Mumbai: Government bond yields, along with the borrowing costs for banks and corporate entities, are dropping as the Reserve Bank of India’s (RBI) move to purchase dollars to prevent the local currency from strengthening has increased the supply of cash in the financial system.

Buying dollars from the spot market has infused liquidity into the system, which is helping bring down government bond yields by spurring demand for such bonds, bankers said. The yield on the benchmark 10-year bond fell to 8.63% on Friday, its lowest since January. It inched up to 8.67% on Monday.

Easier liquidity is also starting to reflect in the cost of funds for banks. The 12-month certificate of deposit rates have fallen to 9% currently, the lowest since November and down from its recent peak of 9.97% in April.

Borrowing costs for companies, as reflected in the 12-month commercial paper rates, have also eased to 9.42% now, from a recent peak of 10.23% in March and much lower than 11.75% in August last year.

Mohan Shenoi, treasurer at Kotak Mahindra Bank Ltd, said an improvement in the domestic economic sentiment and RBI’s intervention in the local foreign exchange (forex) market have boosted demand for bonds, but further easing in local bond yields will depend on whether RBI allows liquidity conditions to ease further.

“There is now hope that the new government will check the fiscal deficit and bring down inflation by addressing supply-side concerns. All this has led to dollar inflows which RBI has had to absorb, infusing rupees in the banking system," Shenoi said, pointing out that the overnight call money rate has eased closer to the 8% repo rate currently from 9% marginal standing facility (MSF) rate earlier.

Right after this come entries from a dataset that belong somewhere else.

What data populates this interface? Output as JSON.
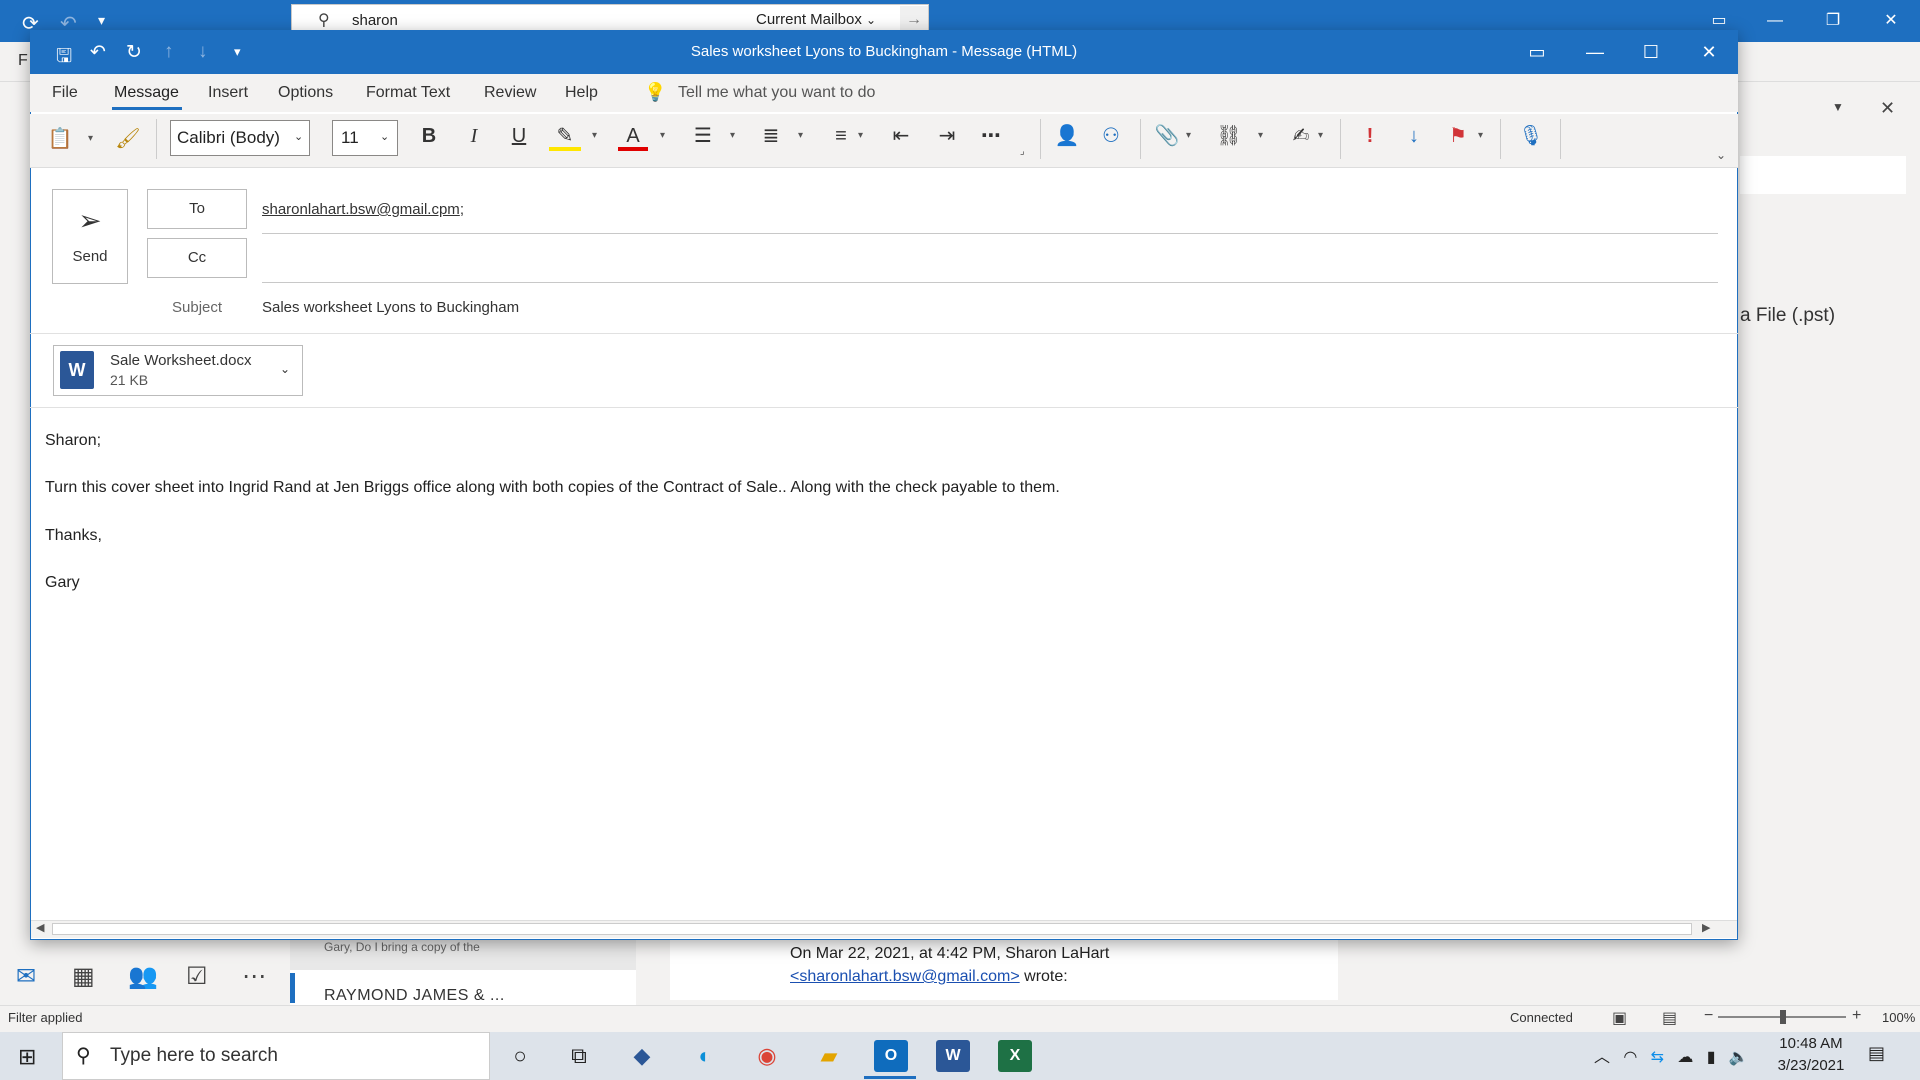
{
  "background": {
    "search_query": "sharon",
    "search_scope": "Current Mailbox",
    "right_pane_text": "a File (.pst)",
    "list_preview_snippet": "Gary,   Do I bring a copy of the",
    "list_sender": "RAYMOND JAMES & ...",
    "reading_line1": "On Mar 22, 2021, at 4:42 PM, Sharon LaHart",
    "reading_line2_link": "<sharonlahart.bsw@gmail.com>",
    "reading_line2_suffix": " wrote:",
    "left_letter": "F"
  },
  "status_bar": {
    "filter": "Filter applied",
    "connection": "Connected",
    "zoom": "100%"
  },
  "compose": {
    "title": "Sales worksheet  Lyons to Buckingham  -  Message (HTML)",
    "menu": [
      "File",
      "Message",
      "Insert",
      "Options",
      "Format Text",
      "Review",
      "Help"
    ],
    "tell_me": "Tell me what you want to do",
    "font_name": "Calibri (Body)",
    "font_size": "11",
    "send_label": "Send",
    "to_label": "To",
    "cc_label": "Cc",
    "to_address": "sharonlahart.bsw@gmail.cpm",
    "to_separator": ";",
    "subject_label": "Subject",
    "subject": "Sales worksheet  Lyons to Buckingham",
    "attachment": {
      "name": "Sale Worksheet.docx",
      "size": "21 KB",
      "icon_letter": "W"
    },
    "body": [
      "Sharon;",
      "Turn this cover sheet into Ingrid Rand at Jen Briggs office along with both copies of the Contract of Sale.. Along with the check payable to them.",
      "Thanks,",
      "Gary"
    ]
  },
  "taskbar": {
    "search_placeholder": "Type here to search",
    "time": "10:48 AM",
    "date": "3/23/2021"
  },
  "colors": {
    "accent": "#1e6fc0",
    "flag_red": "#d13438"
  }
}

MSF is the rate at which banks borrow emergency overnight funds, at a rate which is 1 percentage point higher than the repo rate.

Latest data from the central bank’s monthly bulletin shows that RBI bought dollars worth $7.78 billion in March to mop-up the excess dollar inflows and prevent the rupee from rising sharply. The data comes with a two-month lag.

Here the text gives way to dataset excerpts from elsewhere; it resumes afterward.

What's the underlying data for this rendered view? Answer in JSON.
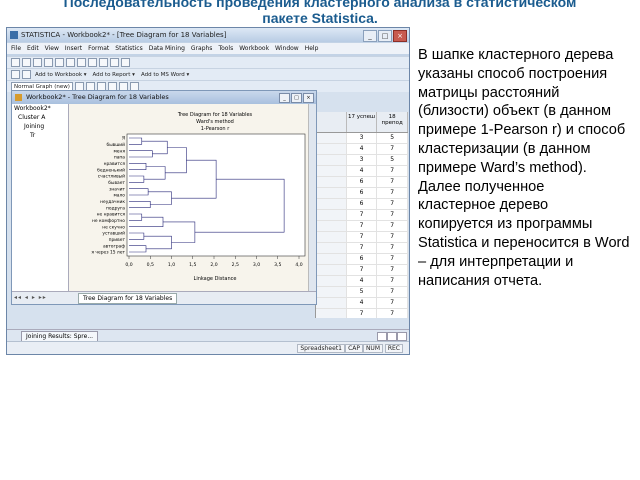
{
  "slide": {
    "title_line1": "Последовательность проведения кластерного анализа в статистическом",
    "title_line2": "пакете Statistica."
  },
  "app": {
    "window_title": "STATISTICA - Workbook2* - [Tree Diagram for 18 Variables]",
    "minimize_glyph": "_",
    "maximize_glyph": "□",
    "close_glyph": "×",
    "menu": [
      "File",
      "Edit",
      "View",
      "Insert",
      "Format",
      "Statistics",
      "Data Mining",
      "Graphs",
      "Tools",
      "Workbook",
      "Window",
      "Help"
    ],
    "toolbar_graph_select": "Normal Graph (new)",
    "toolbar_add_workbook": "Add to Workbook ▾",
    "toolbar_add_report": "Add to Report ▾",
    "toolbar_add_msword": "Add to MS Word ▾",
    "inner_window_title": "Workbook2* - Tree Diagram for 18 Variables",
    "nav_tree": [
      "Workbook2*",
      "Cluster A",
      "Joining",
      "Tr"
    ],
    "tab_label": "Tree Diagram for 18 Variables",
    "tab_nav_glyphs": "◂◂ ◂ ▸ ▸▸",
    "taskbar_item": "Joining Results: Spre...",
    "status": [
      "Spreadsheet1",
      "CAP",
      "NUM",
      "REC"
    ],
    "sheet_headers": [
      "",
      "17 успеш",
      "18 препод"
    ],
    "sheet_rows": [
      [
        "",
        "3",
        "5"
      ],
      [
        "",
        "4",
        "7"
      ],
      [
        "",
        "3",
        "5"
      ],
      [
        "",
        "4",
        "7"
      ],
      [
        "",
        "6",
        "7"
      ],
      [
        "",
        "6",
        "7"
      ],
      [
        "",
        "6",
        "7"
      ],
      [
        "",
        "7",
        "7"
      ],
      [
        "",
        "7",
        "7"
      ],
      [
        "",
        "7",
        "7"
      ],
      [
        "",
        "7",
        "7"
      ],
      [
        "",
        "6",
        "7"
      ],
      [
        "",
        "7",
        "7"
      ],
      [
        "",
        "4",
        "7"
      ],
      [
        "",
        "5",
        "7"
      ],
      [
        "",
        "4",
        "7"
      ],
      [
        "",
        "7",
        "7"
      ],
      [
        "",
        "7",
        "7"
      ],
      [
        "",
        "7",
        "7"
      ]
    ]
  },
  "chart_data": {
    "type": "dendrogram",
    "title_lines": [
      "Tree Diagram for 18 Variables",
      "Ward's method",
      "1-Pearson r"
    ],
    "xlabel": "Linkage Distance",
    "xlim": [
      0,
      4.0
    ],
    "ticks": [
      "0,0",
      "0,5",
      "1,0",
      "1,5",
      "2,0",
      "2,5",
      "3,0",
      "3,5",
      "4,0"
    ],
    "leaves": [
      "Я",
      "бывший",
      "меня",
      "папа",
      "нравится",
      "бедненький",
      "счастливый",
      "бывает",
      "значит",
      "мало",
      "неудачник",
      "подруга",
      "не нравится",
      "не комфортно",
      "не скучно",
      "уставший",
      "привет",
      "автограф",
      "я через 15 лет"
    ],
    "merges": [
      {
        "a": 0,
        "b": 1,
        "h": 0.3
      },
      {
        "a": 2,
        "b": 3,
        "h": 0.55
      },
      {
        "a": "m0",
        "b": "m1",
        "h": 0.9
      },
      {
        "a": 4,
        "b": 5,
        "h": 0.4
      },
      {
        "a": 6,
        "b": 7,
        "h": 0.35
      },
      {
        "a": "m3",
        "b": "m4",
        "h": 0.85
      },
      {
        "a": "m2",
        "b": "m5",
        "h": 1.35
      },
      {
        "a": 8,
        "b": 9,
        "h": 0.45
      },
      {
        "a": 10,
        "b": 11,
        "h": 0.5
      },
      {
        "a": "m7",
        "b": "m8",
        "h": 1.0
      },
      {
        "a": "m6",
        "b": "m9",
        "h": 2.05
      },
      {
        "a": 12,
        "b": 13,
        "h": 0.3
      },
      {
        "a": 14,
        "b": "m11",
        "h": 0.8
      },
      {
        "a": 15,
        "b": 16,
        "h": 0.35
      },
      {
        "a": 17,
        "b": 18,
        "h": 0.4
      },
      {
        "a": "m13",
        "b": "m14",
        "h": 1.0
      },
      {
        "a": "m12",
        "b": "m15",
        "h": 1.55
      },
      {
        "a": "m10",
        "b": "m16",
        "h": 3.65
      }
    ]
  },
  "explanation": {
    "lines": [
      "В шапке кластерного дерева",
      "указаны способ построения",
      "матрицы расстояний",
      "(близости) объект (в данном",
      "примере 1-Pearson r) и способ",
      "кластеризации (в данном",
      "примере Ward’s method).",
      "Далее полученное",
      "кластерное дерево",
      "копируется из программы",
      "Statistica и переносится в Word",
      "– для интерпретации и",
      "написания отчета."
    ]
  }
}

The dollar buying by the central bank in March was the highest in three months and is not difficult to understand, because March received the highest inflows in fiscal 2013-14. During the month, foreign institutional investors (FIIs) pumped in $5.3 billion into the local debt and equity markets, according data from the Securities and Exchange Board of India (Sebi).

Ananth Narayan, co-head, wholesale banking, South Asia, Standard Chartered Plc, said that if the current rate of dollar buying from RBI continues, liquidity could improve further, triggering more demand for government bonds from banks.

RBI regulations mandate that banks invest at least 23% of their deposits into government bonds, even though at most times banks hold government bonds in excess of that.

“The fall in yield is also an indication of a stable currency. Foreign investors think India offering around 8.7% yield with better economic prospects and a stable currency is a better bet than countries like Indonesia which offer 7.5%," Narayan said.

Just like the 10-year government bond, the five-year bond yield has also eased to 8.62% currently, close to its January low of 8.51%.

Narayan of Standard Chartered said interest rates that had shot up following the rupee’s depreciation in July-August last year have now normalized. The rupee, which had tumbled to a lifetime low of 68.825 a dollar on 28 August, has recovered nearly 17.25% since then to 58.715 a dollar.

“The rupee is now relatively stable, so we can do with lower rates, but RBI has other concerns like high inflation which will prevent it from easing liquidity substantially," Narayan said.

In its bimonthly policy review in April, RBI had said it “will continue to monitor the liquidity conditions and actively manage liquidity to ensure adequate flow of credit to the productive sectors".

However, Indranil Sen Gupta, India economist at Bank of America Merrill Lynch, said it is unlikely that liquidity conditions will become surplus this fiscal.

“It is only after RBI has bought $44 billion that the question of sterilization will arise. Our balance of payments estimates place FY15 (fiscal year 2015) RBI forex intervention at a lower $ 33.9 billion (including maturity of forex swaps with oilcos, or oil companies). As a result, RBI will likely need to OMO $10 billion rather than sterilize forex intervention," Sen Gupta said in a note on Friday.

OMOs, or open market operations, allow RBI to infuse liquidity by purchasing government bonds from the market. In contrast, RBI can choose to “sterilize" excess domestic liquidity by selling some of its own stock of government securities through a market stabilization scheme.

Sen Gupta expects RBI to continue buying dollars to prevent the rupee from appreciation above 58 per dollar.